In 2017, the State of Louisiana ordered a man to pay $2,500 and spend 45 days in jail for killing a whooping crane. In 2009, a female whooping crane—the first in her swoop to successfully fledge a chick—was shot and killed by an Indiana man who was later fined $1 and ordered to pay $550 in court costs.
There have only been a small handful of whooping crane shootings ever prosecuted at the federal level. The outcomes, which depend on myriad factors involving each individual case (and individual judges, who decide on sentences within a prescribed range), have been, accordingly, all over the map.
In 2004, a Texas man who shot a whooping crane was sentenced to six months in prison and barred from ever hunting again in the United States. He was fined $2,000.
In 2013, a South Dakota man was ordered to pay $85,000 (plus a $25 court assessment), and sentenced to two years probation for shooting a whooping crane. The rifle he used in the incident was confiscated, and he lost all hunting, fishing, and trapping rights for two years.

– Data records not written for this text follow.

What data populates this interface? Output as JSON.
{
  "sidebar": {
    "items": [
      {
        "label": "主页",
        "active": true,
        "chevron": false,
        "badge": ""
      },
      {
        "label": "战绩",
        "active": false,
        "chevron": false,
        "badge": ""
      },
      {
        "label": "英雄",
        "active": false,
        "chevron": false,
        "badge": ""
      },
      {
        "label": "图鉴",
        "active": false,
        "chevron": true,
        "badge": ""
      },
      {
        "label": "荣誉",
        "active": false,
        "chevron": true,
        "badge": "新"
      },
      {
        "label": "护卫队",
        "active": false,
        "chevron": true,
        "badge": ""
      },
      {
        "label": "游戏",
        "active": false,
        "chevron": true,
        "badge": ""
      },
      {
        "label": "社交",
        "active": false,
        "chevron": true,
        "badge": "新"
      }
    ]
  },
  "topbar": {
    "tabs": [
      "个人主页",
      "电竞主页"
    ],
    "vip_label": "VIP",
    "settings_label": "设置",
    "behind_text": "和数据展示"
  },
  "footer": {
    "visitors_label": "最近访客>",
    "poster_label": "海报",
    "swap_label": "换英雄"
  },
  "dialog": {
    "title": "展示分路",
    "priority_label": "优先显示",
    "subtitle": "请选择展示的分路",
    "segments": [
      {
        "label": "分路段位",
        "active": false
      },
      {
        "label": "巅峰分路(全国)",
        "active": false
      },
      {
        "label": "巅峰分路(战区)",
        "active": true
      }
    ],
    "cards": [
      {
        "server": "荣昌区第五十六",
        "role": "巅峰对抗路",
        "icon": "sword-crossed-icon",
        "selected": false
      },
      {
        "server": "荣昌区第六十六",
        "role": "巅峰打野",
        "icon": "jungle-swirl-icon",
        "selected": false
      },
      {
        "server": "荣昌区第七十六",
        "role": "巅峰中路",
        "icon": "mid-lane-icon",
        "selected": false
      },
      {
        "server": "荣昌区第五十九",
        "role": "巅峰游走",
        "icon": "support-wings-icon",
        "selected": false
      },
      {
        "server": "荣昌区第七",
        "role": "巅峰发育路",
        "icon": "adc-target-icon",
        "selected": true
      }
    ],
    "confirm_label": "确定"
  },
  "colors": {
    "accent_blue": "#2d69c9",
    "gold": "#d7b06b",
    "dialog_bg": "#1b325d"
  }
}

In 2016, a 19-year-old who shot and killed two whooping cranes in Texas was sentenced to five years probation, a five-year ban on hunting, fishing, or owning a gun, 200 hours of community service, and ordered to pay a $25,810 fine.
People who have worked with whooping cranes describe the majestic birds as “captivating,” calling them “a classic charismatic megafauna, like a whale or a bear or a cheetah.”
“Whooping cranes are native to Louisiana,” said one crane keeper last year. “We used to have them here, all over the place, and most people don’t even know what they look like anymore, which is rather sad.”
Aucoin is due to appear in US District Court on Sept. 24.